STMicroelectronics illustrated this deepening relationship in recent days, highlighting the scale of the Low Earth Orbit (LEO) opportunity. The company expects its LEO-related revenue to grow from ~$600 million in 2025 to ~$1 billion in 2026 (+60%), and to exceed $3 billion cumulatively over 2026–2028. It also emphasized its role as a key partner to Starlink, supplying chips for both satellites—where content can reach several thousand dollars per unit—and user terminals. Beyond its largest disclosed program, STMicro indicated it has won a second global LEO customer.
The outlook is indeed compelling, supported by mega-constellations such as Starlink, Amazon Leo (which just acquired GlobalStar for $12 billion), and OneWeb. In broadband alone, STMicro estimates an addressable market of ~$650 million in 2025, expected to expand to ~$2 billion by 2028 and ~$2.9 billion by 2030.
Importantly, semiconductor content per satellite is set to increase materially, gradually shifting the revenue mix from user terminals toward satellites. This reflects rising bandwidth requirements, the expansion of direct-to-device connectivity, and the need for more advanced modems, RF components, and power management to handle massive device volumes. At the same time, constellations are evolving into true mesh networks in space, requiring high-speed optical interconnects (laser links between satellites) as well as increasingly sophisticated routing and switching capabilities.
Looking further ahead, space-based data centers could represent an additional leg of growth. The concept has gained traction as a potential solution to some of the key constraints facing terrestrial AI infrastructure—namely energy, land, and water. While significant challenges remain (launch costs, cooling, maintenance), near-term applications are already emerging. Space AI servers—essentially satellites dedicated to computing—appear particularly well suited for onboard data processing, scientific research, and defense use cases. Satellites generate vast amounts of data from Earth observation, climate monitoring, astronomy, and communications, and processing this data in orbit could reduce bandwidth needs while improving latency and responsiveness.
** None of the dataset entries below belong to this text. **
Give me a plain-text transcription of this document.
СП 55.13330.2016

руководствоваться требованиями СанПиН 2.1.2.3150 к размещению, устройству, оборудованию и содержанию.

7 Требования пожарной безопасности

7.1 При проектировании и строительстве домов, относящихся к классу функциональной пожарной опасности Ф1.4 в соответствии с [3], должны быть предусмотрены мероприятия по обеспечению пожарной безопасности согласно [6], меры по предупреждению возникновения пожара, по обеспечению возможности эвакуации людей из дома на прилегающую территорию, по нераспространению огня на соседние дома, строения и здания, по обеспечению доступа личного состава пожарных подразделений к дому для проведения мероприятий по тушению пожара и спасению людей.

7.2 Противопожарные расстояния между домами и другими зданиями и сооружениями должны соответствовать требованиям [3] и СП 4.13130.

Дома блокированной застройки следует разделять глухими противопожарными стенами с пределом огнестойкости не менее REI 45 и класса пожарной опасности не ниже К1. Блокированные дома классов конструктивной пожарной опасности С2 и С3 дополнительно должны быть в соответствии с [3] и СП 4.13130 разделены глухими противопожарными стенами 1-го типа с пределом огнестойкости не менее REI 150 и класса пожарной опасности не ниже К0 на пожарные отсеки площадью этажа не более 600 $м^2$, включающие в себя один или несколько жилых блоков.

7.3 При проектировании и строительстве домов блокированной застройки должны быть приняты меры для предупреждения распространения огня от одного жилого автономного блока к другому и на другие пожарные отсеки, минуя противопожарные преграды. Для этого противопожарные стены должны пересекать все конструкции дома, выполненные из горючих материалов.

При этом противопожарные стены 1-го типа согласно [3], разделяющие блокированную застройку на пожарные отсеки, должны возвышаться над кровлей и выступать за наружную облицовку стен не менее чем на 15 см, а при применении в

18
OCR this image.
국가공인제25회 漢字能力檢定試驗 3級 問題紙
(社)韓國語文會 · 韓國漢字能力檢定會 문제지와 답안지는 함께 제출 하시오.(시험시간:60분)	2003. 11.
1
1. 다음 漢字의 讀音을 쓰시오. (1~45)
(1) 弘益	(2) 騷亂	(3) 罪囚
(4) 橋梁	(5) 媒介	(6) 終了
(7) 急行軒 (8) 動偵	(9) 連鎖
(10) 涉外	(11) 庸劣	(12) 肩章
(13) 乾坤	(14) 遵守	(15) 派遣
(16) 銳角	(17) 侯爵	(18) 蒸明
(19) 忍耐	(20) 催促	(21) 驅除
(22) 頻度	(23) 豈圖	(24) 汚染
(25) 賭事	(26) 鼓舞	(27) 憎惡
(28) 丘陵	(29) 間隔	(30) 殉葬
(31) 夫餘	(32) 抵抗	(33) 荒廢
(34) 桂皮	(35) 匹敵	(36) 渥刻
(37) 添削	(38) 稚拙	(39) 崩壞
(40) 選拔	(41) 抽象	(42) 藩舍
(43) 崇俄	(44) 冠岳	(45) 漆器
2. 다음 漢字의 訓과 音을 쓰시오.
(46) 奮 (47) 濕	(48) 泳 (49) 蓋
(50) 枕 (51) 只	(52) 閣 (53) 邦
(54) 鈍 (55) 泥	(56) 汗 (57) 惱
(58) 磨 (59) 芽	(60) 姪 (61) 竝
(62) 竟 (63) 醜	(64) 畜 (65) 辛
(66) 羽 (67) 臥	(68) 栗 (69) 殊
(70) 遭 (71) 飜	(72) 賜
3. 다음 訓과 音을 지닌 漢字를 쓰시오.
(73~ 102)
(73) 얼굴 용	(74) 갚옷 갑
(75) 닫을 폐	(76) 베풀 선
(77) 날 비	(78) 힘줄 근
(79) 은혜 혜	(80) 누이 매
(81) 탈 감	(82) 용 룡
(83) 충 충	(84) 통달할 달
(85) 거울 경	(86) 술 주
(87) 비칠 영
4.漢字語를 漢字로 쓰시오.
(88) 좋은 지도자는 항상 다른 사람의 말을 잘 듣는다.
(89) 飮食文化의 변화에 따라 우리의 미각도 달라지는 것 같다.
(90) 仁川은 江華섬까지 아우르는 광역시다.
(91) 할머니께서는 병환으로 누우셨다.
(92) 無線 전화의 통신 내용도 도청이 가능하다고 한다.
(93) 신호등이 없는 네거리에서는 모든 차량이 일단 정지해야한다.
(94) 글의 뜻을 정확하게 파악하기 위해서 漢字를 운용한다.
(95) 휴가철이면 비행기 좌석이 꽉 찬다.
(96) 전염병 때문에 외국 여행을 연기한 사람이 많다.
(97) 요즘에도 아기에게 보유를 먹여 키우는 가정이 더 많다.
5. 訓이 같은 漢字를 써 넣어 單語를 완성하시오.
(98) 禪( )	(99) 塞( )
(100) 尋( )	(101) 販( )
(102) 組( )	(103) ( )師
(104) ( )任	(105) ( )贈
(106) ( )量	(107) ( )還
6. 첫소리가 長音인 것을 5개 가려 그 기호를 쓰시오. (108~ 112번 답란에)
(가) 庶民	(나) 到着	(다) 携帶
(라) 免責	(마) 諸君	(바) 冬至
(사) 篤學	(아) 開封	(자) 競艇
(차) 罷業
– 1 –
Against this backdrop, we see a substantial opportunity for STMicro and other semiconductor players with strong exposure to the space ecosystem. In our view, the company’s guidance (>$3 billion cumulative over 2026–2028) appears overly conservative. We believe LEO-related revenue could reach $1.5–2.0 billion annually by 2027–2028, implying that space could account for more than 10% of group revenue (vs. ~5% in 2025) and, more importantly, emerge as the second-largest driver of earnings after data centers.